Perfect Is The Enemy Of Good & More Musings From IBM Impact

LAS VEGAS: The phrase “perfection is the enemy of good enough” was used frequently – by both IBM and a number of its customers – at this week’s Impact 2013. The gathering of over 9,000 customers and partners for the annual WebSphere/SOA-based event got a healthy dose of new and enhanced products, but feeds and speeds was probably the least significant aspect of the knowledge transfer for any IBM event I’ve attended in the past 30 years. Customers – and IBM execs – talked about their pain points, challenges and successes – and spending the time to achieve perfection was largely viewed as a really bad option, especially for the creation, implementation and maintenance of applications.

Moving from legacy systems to a reusable services focus taught Target Corporation, the big-box retail giant a number of key lessons, said Kim Skanson, Enterprise Architecture. “Seek progress over perfection… even small steps forward are progress.”

That’s not to say shoddy work is acceptable. “Good enough doesn’t mean poor quality,” said Marie Wieck, GM, WebSphere, IBM. It means an iterative design, including only two or three of the top requirements in a release, but those two or three features better work, she said. “You have to make sure you’re doing the appropriate tradeoffs… but it’s very different from shipping something that isn’t ready.”

Basically, everybody was talking about a variation on the Pareto Principle or 80:20 rule, where 20% of the features generate 80% of the usage. Demand for new apps is soaring, outpacing both available time and resources.

It’s about a journey where the destination changes on a frequent basis, and organizations must try and anticipate – and respond to where their customers are going – as quickly as possible. For the last couple of years we were being told by our customers how they want to interact with us, when, and where, said Charaka Kithulegoda, CIO, ING Direct Canada. The direct bank has 1.8 million customers, and over 80% of them deal with them through their online channel. “Change is nothing new to us.”

They recognized this trend back in 2009 and went to IBM. “We don’t know where we want to go… and won’t know for a long time, so how to get out there quickly and see where it goes?”

For instance they developed and launched an iPhone application in six weeks, but within two days, they were getting feedback via social channels, that some tweaking was required. So now one of their objectives is how to move from a six-week development cycle to two weeks.

“The notion of knowing what customers want went away two years ago,” said Kithulegoda. “We’ve realized that some of our best performance is when we increase those cycles of integrations.”

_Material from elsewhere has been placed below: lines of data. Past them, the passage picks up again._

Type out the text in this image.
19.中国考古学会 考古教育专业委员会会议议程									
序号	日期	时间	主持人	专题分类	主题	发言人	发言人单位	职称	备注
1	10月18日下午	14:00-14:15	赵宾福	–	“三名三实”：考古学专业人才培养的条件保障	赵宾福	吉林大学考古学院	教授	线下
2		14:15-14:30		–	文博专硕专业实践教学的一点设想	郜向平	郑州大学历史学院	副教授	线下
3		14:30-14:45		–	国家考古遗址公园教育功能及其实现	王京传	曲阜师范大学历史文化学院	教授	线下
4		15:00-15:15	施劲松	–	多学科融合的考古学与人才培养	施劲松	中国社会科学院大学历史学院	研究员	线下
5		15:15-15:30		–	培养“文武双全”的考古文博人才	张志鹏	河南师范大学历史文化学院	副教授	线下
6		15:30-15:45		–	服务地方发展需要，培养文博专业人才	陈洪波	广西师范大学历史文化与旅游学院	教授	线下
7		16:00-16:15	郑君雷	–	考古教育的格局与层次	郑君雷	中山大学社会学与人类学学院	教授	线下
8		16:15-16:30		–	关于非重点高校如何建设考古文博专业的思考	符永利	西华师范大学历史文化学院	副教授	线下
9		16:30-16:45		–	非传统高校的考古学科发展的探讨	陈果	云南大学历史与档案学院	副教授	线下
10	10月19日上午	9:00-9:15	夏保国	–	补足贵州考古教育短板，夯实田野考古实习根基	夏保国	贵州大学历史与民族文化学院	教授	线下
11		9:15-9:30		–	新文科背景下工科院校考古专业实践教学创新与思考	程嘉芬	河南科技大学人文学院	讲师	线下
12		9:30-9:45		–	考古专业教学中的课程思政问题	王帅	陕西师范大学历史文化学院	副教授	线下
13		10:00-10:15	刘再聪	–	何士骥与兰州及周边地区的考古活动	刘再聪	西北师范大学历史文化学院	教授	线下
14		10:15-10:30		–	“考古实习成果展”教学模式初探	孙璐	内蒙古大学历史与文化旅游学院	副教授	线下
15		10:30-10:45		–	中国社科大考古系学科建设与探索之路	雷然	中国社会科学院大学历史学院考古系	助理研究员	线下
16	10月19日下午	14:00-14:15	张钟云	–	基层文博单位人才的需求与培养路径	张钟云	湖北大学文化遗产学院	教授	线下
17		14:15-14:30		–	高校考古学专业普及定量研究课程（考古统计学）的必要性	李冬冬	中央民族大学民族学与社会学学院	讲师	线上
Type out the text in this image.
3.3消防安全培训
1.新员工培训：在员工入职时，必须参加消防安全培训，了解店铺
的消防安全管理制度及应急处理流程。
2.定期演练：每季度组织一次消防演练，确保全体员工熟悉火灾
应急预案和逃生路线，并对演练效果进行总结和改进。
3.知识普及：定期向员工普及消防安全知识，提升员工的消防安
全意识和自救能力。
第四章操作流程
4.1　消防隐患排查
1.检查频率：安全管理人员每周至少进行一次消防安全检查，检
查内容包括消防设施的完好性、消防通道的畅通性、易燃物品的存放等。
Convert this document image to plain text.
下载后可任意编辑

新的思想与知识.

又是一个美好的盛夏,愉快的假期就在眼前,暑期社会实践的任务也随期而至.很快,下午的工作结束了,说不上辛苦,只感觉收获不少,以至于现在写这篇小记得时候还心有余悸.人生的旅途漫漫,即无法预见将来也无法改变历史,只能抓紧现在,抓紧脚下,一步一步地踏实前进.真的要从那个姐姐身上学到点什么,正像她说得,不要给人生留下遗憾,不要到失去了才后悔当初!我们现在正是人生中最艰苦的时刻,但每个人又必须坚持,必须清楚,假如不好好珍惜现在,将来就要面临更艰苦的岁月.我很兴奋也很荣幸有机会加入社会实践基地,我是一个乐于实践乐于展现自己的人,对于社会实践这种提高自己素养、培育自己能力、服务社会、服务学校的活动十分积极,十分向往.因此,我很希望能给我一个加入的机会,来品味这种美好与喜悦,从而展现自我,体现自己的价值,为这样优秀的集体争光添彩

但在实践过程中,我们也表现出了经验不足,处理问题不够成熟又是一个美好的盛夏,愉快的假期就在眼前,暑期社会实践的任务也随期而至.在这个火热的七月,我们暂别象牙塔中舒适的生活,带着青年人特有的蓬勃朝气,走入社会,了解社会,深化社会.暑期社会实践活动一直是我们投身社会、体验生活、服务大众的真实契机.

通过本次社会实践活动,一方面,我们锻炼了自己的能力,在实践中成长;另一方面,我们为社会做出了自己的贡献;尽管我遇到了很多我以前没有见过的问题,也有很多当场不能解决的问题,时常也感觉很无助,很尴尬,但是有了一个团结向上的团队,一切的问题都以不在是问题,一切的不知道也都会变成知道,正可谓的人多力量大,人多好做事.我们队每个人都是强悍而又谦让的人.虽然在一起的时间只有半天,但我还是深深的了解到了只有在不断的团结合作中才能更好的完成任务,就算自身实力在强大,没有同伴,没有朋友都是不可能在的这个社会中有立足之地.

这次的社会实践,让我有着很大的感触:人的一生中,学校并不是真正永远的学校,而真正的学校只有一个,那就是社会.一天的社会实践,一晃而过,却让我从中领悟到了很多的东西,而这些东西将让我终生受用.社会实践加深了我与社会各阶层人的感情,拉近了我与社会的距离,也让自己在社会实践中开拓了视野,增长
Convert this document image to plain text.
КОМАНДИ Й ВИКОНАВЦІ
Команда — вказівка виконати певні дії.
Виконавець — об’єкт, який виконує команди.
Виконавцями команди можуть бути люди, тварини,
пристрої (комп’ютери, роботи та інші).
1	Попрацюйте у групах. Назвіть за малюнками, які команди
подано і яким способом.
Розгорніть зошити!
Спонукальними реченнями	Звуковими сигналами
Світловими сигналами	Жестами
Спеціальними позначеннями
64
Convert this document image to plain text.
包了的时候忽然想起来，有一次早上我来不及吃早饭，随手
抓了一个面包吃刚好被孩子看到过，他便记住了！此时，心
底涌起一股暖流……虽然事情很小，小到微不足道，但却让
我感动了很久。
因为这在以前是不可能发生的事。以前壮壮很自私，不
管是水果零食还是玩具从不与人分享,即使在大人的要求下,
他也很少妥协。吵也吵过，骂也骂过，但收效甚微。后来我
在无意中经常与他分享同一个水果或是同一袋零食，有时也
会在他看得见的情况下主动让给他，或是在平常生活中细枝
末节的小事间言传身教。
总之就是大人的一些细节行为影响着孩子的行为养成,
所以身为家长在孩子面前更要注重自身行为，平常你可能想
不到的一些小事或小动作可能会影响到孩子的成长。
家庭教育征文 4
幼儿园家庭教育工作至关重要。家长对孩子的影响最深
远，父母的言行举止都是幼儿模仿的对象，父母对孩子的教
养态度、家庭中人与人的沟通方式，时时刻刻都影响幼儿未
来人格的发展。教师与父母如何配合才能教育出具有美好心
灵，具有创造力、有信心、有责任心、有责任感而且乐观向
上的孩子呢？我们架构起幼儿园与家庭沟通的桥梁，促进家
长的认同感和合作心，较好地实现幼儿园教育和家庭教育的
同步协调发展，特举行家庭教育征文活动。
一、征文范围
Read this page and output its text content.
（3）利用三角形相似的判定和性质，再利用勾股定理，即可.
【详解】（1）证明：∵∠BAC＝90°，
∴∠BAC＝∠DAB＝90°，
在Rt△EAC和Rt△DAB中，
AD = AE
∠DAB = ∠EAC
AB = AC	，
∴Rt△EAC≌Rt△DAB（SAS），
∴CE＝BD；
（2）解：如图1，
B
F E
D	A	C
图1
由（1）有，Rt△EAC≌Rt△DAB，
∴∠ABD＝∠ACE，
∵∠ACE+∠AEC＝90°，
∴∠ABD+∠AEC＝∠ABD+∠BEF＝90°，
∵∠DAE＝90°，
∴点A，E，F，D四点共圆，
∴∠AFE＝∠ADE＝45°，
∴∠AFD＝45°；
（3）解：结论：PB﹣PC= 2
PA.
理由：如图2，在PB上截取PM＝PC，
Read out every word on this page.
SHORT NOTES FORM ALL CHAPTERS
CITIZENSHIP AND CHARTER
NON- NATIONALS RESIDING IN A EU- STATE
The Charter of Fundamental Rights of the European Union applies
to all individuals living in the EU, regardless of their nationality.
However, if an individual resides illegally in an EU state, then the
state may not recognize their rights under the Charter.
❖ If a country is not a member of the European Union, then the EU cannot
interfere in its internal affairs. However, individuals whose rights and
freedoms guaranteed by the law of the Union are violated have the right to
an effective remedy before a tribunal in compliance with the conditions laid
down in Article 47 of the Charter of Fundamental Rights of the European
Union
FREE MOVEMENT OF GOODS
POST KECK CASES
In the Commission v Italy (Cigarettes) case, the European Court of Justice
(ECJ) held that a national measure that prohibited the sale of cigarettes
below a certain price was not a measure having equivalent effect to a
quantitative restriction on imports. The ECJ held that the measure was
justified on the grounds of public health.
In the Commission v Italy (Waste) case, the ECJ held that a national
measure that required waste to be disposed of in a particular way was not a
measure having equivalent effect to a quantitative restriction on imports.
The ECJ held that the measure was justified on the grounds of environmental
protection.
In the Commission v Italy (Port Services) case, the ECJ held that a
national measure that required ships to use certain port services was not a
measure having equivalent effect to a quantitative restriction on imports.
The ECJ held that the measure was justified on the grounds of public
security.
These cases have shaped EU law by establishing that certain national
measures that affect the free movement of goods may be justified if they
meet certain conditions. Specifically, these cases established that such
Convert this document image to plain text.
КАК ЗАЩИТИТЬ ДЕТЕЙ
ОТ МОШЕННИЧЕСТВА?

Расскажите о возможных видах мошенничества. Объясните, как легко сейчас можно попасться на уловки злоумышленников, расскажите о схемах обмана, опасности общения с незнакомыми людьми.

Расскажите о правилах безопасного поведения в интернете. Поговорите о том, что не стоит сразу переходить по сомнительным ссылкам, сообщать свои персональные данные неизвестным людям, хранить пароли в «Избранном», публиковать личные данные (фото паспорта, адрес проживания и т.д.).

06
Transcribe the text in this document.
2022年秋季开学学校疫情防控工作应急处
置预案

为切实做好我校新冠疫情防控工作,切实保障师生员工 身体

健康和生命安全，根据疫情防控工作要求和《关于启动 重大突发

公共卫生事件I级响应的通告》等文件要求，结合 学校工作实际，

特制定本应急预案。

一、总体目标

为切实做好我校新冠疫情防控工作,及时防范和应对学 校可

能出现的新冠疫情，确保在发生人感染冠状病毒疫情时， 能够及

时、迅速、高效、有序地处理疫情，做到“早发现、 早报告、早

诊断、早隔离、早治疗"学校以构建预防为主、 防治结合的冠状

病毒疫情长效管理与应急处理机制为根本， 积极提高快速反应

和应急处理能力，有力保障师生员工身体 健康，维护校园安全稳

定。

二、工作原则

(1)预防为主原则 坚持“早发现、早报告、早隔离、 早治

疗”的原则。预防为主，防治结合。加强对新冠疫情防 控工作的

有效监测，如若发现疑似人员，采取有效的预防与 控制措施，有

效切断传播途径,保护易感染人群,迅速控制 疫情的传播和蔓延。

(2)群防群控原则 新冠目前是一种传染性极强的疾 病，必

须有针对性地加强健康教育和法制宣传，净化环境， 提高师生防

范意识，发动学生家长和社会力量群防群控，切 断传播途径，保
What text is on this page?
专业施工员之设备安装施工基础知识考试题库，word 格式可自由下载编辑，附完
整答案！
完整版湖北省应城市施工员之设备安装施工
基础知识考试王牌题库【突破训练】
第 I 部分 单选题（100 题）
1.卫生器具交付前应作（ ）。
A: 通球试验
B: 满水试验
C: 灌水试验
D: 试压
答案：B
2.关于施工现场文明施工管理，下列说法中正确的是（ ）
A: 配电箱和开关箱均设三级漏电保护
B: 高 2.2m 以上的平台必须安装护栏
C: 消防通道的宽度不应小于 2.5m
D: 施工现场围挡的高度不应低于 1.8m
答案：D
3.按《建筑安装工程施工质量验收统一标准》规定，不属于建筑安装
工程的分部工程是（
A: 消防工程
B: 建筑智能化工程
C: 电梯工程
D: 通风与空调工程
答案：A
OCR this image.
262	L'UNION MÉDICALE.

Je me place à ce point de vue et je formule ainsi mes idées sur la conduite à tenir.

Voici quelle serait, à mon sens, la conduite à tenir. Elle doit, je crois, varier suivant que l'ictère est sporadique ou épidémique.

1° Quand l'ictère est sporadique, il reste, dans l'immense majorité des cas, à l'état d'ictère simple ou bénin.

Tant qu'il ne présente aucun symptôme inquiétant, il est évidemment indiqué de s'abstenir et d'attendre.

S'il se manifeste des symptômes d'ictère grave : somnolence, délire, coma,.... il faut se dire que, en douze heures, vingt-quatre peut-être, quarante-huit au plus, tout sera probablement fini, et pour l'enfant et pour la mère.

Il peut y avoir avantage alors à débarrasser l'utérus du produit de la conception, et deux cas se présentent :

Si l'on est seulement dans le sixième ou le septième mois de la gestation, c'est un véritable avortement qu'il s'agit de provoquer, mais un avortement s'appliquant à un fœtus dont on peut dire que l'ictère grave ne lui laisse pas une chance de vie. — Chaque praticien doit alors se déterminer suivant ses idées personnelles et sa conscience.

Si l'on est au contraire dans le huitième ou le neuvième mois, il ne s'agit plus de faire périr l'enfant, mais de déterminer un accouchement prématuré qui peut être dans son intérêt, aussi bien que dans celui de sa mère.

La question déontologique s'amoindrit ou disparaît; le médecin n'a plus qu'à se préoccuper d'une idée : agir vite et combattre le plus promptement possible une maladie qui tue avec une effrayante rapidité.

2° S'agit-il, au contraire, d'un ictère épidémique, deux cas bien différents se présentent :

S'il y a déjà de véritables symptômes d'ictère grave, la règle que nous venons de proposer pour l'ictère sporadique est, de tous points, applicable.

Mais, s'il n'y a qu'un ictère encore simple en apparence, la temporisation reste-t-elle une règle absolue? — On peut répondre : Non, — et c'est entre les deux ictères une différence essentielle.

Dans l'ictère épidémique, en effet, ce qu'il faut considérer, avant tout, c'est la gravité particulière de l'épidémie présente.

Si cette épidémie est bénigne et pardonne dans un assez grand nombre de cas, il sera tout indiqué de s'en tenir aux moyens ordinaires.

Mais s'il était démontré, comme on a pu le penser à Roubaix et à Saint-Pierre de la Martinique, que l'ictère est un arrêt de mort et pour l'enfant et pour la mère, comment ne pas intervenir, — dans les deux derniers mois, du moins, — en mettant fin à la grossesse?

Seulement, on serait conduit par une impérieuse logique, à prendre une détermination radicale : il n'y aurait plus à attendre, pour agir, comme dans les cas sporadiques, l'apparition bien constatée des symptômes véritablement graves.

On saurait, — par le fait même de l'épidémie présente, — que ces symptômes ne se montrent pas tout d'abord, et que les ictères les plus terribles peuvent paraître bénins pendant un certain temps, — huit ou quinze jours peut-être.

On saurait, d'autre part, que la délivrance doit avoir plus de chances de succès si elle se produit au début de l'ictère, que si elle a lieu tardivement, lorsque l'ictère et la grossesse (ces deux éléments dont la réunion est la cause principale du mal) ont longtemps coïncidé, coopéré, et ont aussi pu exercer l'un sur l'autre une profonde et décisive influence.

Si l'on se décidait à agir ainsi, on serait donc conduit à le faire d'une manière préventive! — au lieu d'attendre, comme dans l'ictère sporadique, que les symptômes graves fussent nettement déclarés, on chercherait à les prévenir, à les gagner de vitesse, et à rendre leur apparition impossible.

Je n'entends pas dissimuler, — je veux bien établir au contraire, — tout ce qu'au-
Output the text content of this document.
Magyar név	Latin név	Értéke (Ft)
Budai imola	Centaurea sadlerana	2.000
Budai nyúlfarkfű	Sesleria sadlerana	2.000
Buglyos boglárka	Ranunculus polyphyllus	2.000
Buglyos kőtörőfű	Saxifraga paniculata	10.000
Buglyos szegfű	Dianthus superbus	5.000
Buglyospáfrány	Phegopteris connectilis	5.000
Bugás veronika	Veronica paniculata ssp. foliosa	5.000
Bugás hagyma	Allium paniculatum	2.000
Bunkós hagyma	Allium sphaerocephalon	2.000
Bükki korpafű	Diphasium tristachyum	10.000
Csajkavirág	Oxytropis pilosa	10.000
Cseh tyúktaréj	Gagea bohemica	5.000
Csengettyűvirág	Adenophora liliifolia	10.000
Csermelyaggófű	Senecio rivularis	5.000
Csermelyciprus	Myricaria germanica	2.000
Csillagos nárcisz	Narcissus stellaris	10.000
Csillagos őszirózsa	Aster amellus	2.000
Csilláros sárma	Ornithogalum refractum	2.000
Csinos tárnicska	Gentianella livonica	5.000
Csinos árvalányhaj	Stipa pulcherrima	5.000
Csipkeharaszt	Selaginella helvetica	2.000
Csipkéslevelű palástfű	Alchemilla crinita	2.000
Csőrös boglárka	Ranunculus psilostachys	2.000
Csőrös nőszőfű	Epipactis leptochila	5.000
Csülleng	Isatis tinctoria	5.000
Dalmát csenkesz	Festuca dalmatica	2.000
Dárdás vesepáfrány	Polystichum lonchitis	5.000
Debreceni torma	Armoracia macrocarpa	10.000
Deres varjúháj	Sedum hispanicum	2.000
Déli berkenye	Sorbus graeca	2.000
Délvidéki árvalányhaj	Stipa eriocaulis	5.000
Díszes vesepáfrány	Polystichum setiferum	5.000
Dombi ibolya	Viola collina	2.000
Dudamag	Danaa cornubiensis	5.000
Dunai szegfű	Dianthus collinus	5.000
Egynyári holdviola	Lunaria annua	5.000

For Ford, the realization was that they were not just a car company, but a technology company, said

Vijay Sankaran, Director, Application development. Talking about the Fusion sedan that highlighted the event’s opening keynote, he said it really is not a car, it’s a rolling data center. The car has 17 million lines of code and upwards of 50 processors.

“I would say agility is a business differentiator, not something I see as a fad, and it’s an ecosystem journey. Historically, everything had to be perfect, said Sankaran. “I think the notion of perfection is fading.” Today, it’s about agility, he said.

Another Canadian customer, WestJet Airlines, a low-cost carrier that flies more than 50,000 customers daily, said the rate of change is tremendous, and the risk to not change is greater than the risk to change. “There is a massive competitive advantage if done right,” said Bill Souliere, architect and senior technical advisor. “It can hurt your business if not done right” Essentially you’re offering the same plane and same seat as everybody else, so how do you differentiate your company?

“We’re driving to target the segment of one. If we can get to that, we can realize a great revenue opportunity there, and can save massive costs.”

IBM is taking a lifecycle view, a DevOps view, said Wieck. The company has customers doing 100 mobile app upgrades a year.

DISCLAIMER: IBM is not a client, but they did look after transportation and accommodations.